Wednesday, March 2, 2011

We Have A Long Way To Go

That’s what the executive director of a group that’s been totally funded by government for the last 30 years said to me last week.

And amazingly enough, she said it cheerfully.

“We could be making so much more from our event – we make $25,000 and we don’t do a thing,” she explained. “We don’t even ask people – we have over 100 vendors and we don’t ask them for a thing.”

Once her eyes had been opened, she could see what a journey they could take – and the same can-do nature that enabled her to lead a nonprofit with over 100 social work staff kicked in to connect fundraising with her zest for the job.

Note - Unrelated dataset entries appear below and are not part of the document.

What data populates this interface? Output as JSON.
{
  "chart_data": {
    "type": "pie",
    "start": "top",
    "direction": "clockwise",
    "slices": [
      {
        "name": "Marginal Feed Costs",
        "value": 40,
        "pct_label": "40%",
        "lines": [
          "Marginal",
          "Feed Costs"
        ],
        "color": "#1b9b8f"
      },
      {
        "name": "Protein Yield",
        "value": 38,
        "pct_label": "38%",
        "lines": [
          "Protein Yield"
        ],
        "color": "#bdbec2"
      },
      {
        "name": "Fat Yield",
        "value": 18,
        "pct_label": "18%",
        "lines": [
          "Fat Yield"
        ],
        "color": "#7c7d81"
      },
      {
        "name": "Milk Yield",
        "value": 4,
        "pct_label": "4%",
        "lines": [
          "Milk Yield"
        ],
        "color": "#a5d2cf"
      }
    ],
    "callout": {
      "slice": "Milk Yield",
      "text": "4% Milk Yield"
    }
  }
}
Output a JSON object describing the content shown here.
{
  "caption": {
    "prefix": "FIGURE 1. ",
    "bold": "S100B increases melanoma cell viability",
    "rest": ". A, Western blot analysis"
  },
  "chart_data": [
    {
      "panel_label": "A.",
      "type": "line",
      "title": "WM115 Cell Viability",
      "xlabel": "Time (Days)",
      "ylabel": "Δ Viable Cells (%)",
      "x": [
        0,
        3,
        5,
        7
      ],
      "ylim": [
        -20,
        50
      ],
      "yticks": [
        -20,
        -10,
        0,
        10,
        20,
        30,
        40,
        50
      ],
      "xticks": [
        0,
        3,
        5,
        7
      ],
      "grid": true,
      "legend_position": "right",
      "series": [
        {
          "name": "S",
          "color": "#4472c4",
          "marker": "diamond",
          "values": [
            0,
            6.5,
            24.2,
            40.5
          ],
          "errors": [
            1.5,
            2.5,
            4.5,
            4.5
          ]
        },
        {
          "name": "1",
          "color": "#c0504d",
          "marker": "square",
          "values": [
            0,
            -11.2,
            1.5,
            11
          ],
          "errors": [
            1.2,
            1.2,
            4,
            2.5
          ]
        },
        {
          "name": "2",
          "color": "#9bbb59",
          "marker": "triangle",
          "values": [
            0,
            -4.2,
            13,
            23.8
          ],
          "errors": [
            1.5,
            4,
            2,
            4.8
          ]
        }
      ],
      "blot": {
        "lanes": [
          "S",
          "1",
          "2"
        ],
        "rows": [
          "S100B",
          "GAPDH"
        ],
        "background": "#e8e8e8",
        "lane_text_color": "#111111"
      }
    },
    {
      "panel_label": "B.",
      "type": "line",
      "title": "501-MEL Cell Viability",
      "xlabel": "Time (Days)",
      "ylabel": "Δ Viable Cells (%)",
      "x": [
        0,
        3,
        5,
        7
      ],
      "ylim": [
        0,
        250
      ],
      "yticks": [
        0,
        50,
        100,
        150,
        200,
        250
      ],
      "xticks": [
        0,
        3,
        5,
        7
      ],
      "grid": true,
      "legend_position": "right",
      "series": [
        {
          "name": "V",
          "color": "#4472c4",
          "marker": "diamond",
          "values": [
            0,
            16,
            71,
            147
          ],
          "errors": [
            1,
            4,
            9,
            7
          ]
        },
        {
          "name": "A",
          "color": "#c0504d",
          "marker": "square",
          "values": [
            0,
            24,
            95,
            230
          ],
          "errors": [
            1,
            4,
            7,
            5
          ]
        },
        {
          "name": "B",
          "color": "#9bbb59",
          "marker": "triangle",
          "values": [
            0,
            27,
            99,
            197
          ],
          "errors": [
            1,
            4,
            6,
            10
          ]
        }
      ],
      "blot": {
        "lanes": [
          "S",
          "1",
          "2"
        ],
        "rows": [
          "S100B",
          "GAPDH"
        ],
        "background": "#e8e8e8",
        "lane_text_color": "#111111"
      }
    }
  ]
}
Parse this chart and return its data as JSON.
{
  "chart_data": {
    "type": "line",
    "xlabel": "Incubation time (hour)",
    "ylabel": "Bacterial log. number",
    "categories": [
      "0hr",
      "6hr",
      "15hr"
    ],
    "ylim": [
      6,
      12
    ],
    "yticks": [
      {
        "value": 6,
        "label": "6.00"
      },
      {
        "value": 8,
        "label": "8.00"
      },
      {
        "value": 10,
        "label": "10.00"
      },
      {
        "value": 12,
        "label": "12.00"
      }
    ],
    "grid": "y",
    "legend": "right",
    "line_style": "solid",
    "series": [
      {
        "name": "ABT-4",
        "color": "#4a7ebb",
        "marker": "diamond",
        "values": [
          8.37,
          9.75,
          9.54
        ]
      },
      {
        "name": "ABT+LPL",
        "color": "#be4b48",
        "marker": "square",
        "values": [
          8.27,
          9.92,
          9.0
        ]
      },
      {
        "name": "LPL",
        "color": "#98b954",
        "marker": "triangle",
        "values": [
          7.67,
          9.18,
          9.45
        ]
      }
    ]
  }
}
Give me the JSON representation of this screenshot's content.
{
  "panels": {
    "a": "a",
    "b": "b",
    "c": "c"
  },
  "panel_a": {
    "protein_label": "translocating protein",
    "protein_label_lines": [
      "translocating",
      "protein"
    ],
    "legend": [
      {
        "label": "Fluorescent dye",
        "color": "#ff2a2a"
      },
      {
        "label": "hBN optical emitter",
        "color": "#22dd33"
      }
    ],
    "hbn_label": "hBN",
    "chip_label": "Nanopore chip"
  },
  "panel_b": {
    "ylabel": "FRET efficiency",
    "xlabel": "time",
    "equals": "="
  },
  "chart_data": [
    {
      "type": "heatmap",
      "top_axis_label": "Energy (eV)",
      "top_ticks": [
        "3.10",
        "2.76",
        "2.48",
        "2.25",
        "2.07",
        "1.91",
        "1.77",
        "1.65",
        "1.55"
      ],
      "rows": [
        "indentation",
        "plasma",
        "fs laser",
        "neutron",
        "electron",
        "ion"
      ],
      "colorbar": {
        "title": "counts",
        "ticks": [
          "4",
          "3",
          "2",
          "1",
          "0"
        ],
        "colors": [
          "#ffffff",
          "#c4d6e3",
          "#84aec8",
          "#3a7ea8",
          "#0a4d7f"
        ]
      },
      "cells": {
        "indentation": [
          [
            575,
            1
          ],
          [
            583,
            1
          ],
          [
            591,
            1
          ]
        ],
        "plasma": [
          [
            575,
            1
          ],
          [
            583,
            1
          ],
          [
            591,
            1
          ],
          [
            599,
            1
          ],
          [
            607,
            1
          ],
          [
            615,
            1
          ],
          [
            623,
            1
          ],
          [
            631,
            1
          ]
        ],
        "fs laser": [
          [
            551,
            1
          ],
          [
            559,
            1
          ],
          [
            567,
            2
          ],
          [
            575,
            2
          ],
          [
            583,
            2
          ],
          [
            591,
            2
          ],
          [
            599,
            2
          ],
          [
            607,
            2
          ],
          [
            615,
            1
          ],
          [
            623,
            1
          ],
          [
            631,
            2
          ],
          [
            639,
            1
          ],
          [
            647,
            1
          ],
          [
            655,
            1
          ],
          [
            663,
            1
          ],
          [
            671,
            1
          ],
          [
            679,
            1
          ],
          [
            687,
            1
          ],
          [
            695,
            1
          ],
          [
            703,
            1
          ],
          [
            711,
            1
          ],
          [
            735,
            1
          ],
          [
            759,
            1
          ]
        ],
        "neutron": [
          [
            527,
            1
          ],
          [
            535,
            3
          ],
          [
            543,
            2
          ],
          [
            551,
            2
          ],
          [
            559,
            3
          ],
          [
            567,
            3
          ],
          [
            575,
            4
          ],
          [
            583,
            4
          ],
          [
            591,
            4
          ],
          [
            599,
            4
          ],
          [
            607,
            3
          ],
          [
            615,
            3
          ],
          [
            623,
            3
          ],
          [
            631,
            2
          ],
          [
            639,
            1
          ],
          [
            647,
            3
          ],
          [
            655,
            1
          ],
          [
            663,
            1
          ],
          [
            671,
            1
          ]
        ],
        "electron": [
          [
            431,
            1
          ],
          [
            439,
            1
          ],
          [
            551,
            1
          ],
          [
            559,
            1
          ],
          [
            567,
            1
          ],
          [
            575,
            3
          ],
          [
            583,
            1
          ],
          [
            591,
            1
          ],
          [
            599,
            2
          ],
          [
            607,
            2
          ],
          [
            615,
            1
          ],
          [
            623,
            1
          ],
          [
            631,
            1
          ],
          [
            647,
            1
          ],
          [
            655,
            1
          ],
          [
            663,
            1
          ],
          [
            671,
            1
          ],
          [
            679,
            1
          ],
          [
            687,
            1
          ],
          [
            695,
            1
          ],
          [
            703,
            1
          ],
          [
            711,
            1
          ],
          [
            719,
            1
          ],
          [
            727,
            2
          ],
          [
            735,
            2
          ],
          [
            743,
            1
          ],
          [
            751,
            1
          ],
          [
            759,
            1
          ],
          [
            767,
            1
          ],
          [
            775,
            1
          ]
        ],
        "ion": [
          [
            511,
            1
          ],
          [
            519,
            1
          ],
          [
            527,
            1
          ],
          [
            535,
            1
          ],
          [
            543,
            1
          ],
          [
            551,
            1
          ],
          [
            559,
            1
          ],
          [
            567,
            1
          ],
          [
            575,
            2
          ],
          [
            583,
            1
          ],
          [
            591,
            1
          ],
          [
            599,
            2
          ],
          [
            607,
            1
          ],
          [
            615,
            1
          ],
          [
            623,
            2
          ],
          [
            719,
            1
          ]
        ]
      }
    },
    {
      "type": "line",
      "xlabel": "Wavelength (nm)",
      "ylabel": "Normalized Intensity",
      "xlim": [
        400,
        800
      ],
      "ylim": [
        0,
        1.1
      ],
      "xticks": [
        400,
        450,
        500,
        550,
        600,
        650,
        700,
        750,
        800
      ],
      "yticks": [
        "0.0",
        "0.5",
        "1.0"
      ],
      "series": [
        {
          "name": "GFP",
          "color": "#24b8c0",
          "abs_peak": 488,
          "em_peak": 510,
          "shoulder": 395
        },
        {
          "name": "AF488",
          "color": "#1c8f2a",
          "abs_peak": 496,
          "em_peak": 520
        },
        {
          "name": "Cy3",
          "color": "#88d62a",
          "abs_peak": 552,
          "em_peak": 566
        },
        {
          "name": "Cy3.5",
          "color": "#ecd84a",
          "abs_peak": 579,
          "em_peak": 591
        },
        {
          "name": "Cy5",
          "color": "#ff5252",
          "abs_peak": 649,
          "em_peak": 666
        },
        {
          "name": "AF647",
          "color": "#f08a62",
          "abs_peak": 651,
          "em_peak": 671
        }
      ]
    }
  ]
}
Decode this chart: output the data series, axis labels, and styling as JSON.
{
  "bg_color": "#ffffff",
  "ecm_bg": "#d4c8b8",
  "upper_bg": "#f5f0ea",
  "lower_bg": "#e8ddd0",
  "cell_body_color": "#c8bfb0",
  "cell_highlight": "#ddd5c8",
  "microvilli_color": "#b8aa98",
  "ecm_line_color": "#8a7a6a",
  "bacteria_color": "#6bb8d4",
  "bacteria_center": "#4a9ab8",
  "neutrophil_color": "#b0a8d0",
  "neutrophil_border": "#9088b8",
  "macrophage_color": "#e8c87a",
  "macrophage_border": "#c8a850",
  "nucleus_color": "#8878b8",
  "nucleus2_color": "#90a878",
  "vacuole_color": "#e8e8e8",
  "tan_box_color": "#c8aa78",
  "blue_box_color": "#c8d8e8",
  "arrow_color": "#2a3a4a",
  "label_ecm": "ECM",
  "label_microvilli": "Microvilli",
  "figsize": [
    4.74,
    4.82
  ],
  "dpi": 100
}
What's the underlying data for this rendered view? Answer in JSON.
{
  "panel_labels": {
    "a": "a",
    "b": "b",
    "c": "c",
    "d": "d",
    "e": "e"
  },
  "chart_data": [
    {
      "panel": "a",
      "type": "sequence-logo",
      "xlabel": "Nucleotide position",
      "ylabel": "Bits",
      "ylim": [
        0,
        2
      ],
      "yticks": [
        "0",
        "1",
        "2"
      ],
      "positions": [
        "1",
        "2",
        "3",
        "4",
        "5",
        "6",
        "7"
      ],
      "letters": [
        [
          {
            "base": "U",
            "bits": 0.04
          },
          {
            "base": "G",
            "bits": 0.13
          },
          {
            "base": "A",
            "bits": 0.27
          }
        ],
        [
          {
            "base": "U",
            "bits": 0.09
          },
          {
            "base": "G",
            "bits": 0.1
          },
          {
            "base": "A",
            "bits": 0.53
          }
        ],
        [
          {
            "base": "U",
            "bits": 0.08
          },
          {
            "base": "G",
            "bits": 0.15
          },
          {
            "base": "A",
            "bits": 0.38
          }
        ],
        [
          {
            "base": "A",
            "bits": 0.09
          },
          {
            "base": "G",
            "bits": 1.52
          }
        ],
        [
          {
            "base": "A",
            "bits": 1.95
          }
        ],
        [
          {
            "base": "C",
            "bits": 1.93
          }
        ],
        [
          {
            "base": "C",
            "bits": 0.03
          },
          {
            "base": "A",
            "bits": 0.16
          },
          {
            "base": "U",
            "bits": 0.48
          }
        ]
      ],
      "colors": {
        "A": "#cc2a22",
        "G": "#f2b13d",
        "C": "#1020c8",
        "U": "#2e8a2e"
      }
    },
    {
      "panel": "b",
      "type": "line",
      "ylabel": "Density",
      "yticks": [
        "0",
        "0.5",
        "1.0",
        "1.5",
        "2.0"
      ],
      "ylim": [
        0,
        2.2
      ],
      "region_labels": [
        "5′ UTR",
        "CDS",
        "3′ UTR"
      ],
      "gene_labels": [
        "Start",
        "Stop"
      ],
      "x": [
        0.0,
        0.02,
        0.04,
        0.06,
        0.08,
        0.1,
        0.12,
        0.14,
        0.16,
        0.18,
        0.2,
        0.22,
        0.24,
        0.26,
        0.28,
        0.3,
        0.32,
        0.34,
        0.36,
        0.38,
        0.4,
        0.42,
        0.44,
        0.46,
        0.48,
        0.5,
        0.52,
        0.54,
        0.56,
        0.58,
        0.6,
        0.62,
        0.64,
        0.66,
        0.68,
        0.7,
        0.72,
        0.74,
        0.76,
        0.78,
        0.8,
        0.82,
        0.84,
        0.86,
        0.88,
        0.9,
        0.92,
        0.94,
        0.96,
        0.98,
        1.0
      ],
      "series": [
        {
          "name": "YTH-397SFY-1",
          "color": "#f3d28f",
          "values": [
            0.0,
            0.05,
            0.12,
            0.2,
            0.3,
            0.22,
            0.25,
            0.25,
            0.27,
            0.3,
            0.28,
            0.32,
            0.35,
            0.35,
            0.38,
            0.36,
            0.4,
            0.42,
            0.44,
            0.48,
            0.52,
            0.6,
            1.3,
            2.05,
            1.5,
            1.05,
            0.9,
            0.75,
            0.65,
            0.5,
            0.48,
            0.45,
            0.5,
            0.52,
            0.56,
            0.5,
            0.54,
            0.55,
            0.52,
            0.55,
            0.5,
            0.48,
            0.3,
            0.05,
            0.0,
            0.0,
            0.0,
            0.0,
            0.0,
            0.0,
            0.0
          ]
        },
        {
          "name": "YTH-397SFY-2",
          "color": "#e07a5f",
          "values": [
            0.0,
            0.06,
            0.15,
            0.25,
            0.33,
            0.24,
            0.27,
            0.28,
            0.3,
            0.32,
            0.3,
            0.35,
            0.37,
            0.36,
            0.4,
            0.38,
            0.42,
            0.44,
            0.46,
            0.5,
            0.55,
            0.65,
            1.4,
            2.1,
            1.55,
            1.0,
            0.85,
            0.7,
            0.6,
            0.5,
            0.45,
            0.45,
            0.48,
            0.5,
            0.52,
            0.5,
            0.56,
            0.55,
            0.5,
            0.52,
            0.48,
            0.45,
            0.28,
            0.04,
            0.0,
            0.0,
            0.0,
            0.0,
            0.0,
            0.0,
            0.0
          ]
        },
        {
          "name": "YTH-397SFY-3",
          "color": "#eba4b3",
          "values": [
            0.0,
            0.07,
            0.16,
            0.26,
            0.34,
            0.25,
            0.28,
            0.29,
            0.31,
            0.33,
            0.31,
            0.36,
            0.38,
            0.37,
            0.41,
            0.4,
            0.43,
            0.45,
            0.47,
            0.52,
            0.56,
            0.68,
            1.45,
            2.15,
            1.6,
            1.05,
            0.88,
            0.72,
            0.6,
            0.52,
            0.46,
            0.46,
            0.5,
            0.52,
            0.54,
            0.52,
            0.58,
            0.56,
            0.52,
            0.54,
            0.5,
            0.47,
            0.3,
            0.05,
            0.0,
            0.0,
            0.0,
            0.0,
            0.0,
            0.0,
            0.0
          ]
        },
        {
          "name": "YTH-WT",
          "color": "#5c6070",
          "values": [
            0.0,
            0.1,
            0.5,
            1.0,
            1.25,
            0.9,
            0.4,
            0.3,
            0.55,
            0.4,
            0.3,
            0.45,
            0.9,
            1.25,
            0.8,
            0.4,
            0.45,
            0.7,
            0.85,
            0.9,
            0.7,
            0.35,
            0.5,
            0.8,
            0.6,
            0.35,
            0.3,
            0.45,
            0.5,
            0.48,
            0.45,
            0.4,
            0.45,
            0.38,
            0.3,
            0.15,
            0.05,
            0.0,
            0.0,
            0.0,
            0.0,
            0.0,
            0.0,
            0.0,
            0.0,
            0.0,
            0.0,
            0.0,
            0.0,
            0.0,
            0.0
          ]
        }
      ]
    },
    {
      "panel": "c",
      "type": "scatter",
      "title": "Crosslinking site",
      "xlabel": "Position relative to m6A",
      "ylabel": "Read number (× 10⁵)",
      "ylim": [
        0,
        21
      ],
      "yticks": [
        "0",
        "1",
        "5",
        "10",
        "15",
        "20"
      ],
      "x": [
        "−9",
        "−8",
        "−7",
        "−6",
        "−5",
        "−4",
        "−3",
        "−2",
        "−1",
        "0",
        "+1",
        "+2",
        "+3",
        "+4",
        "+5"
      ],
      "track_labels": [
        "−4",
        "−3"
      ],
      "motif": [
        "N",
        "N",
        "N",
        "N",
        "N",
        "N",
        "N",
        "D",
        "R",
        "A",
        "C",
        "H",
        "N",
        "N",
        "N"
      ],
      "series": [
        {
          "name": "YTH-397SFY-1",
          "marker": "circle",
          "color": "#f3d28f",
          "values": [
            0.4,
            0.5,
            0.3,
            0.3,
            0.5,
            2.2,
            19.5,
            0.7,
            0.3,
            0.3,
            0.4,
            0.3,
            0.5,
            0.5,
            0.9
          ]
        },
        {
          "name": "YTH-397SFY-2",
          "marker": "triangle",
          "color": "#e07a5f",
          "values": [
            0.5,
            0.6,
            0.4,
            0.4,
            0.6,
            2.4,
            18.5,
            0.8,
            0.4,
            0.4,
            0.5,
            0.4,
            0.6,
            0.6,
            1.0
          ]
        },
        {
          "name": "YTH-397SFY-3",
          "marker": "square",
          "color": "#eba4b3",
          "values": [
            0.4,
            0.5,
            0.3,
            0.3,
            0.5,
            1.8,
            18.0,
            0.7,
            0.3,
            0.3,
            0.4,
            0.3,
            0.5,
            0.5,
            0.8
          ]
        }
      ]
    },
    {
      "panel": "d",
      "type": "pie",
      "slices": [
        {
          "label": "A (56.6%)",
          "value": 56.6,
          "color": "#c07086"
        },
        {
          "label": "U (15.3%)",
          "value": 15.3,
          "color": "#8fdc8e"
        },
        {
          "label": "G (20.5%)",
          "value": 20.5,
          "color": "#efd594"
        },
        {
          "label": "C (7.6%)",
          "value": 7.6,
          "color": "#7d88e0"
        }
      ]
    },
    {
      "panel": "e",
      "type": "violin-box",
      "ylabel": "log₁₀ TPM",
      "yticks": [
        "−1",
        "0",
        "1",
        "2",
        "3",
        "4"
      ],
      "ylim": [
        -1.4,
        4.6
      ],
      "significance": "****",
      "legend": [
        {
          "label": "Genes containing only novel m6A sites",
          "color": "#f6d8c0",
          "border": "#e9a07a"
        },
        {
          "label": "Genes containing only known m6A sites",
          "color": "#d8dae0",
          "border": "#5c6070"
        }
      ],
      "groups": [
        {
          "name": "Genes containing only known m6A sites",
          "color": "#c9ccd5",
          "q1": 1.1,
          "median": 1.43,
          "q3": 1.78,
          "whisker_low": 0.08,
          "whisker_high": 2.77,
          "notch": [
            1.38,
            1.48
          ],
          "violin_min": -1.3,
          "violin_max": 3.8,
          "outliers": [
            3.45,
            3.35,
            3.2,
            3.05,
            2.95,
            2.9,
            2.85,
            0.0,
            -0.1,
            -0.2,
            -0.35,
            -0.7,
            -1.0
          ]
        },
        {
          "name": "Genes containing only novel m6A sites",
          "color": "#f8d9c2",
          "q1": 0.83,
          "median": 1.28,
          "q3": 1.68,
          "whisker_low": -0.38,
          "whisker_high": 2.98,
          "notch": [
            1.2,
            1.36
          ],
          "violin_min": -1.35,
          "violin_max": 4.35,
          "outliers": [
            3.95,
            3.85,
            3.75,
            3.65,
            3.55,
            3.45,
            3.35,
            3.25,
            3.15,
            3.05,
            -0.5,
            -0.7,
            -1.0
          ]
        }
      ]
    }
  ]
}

It’s this can-do nature – so prevalent in the nonprofit universe – that makes change possible, and that, ultimately, leads to institutional resilience. We’re certainly not in it for the money; that same blind determination that leads some people to found nonprofits leads others to run institutions they haven’t founded, even in the face of adversity.

Somehow, we’re optimists – we believe we can make a difference, and that we will – that somehow it’s going to work out. Because it must.

Why else would we still be here, after the battering we’ve been taking for the last 24 months?

I myself am inspired by the fact that this ED saw the glass half-full – she saw where they could go, and how far they were from their destination – and instead of despair, she saw the opportunity for progress.